According to Navy lore, sponsors are said to imbue a ship with their personalities. Secretary of the Navy Ray Mabus chose Sandberg to sponsor the newest Virginia-class attack submarine, the USS Massachusetts. His spokesman, Capt. Patrick McNally, said Mabus looks for opportunities to connect the American public with their Navy. "Expanding the variety of people who serve as sponsors is another avenue to strengthen that connection," McNally said in an email.
The first time Sandberg used the phrase "lean in," her shorthand for urging women to push for leadership roles in the workplace, was during a lecture at the U.S. Naval Academy in 2011. Sandberg has publicly praised Mabus for changing personnel policies to empower women who serve, such as tripling paid maternity leave to 18 weeks. They have met several times and he visited her at Facebook headquarters in California, McNally said.
U.S. Sen. Richard Blumenthal of Connecticut says Sandberg's selection is an exciting statement about the Navy's future. "She really has come to epitomize a successful empowered woman," he said Wednesday. "Her selection is merited in her own right. She's there because of what she has accomplished. She's not there as a partner or spouse."
Sandberg founded a nonprofit group to foster small support groups — "lean in circles" — to help women achieve their goals. The Department of Defense has partnered with the group to launch these circles throughout the military. Sandberg has been critical of gender and racial biases within the military. She called on military leaders in September to "champion that equality makes us stronger."
U.S. Rep. Joe Courtney of Connecticut said Sandberg will be the "public face" of the new submarine throughout its life. Courtney hopes she will inspire young girls to pursue careers in science and technology. The Navy lifted its ban on women serving on submarines in 2010.

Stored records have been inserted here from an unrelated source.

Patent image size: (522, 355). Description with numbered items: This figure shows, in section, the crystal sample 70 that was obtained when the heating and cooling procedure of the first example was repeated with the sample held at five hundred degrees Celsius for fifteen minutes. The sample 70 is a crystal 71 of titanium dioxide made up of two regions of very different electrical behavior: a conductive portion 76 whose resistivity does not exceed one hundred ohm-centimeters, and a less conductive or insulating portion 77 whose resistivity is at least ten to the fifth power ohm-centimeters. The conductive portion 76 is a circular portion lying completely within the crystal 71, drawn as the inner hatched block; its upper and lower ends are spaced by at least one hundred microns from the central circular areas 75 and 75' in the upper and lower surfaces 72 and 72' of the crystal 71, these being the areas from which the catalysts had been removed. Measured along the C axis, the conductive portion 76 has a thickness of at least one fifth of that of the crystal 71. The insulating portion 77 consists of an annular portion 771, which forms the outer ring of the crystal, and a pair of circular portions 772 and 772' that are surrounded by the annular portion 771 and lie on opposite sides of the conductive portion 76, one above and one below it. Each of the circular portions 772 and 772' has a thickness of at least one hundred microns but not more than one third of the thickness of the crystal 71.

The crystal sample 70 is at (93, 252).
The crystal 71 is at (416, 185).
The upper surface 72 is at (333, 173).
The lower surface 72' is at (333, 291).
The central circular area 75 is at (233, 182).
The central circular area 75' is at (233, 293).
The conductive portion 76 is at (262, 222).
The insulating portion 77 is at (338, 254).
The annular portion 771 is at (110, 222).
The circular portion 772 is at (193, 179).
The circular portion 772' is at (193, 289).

"We've got a lot of work to do as a country in terms of sparking that interest," Courtney said. "Having a high-profile person like her, I think, really sends a very powerful message."
Construction on the USS Massachusetts is scheduled to start in 2017 at General Dynamics Electric Boat's facility in Quonset Point, Rhode Island. Newport News Shipbuilding will do the final assembly work in Virginia. The submarine is expected to join the fleet in 2022.
Sandberg could not immediately be reached for comment.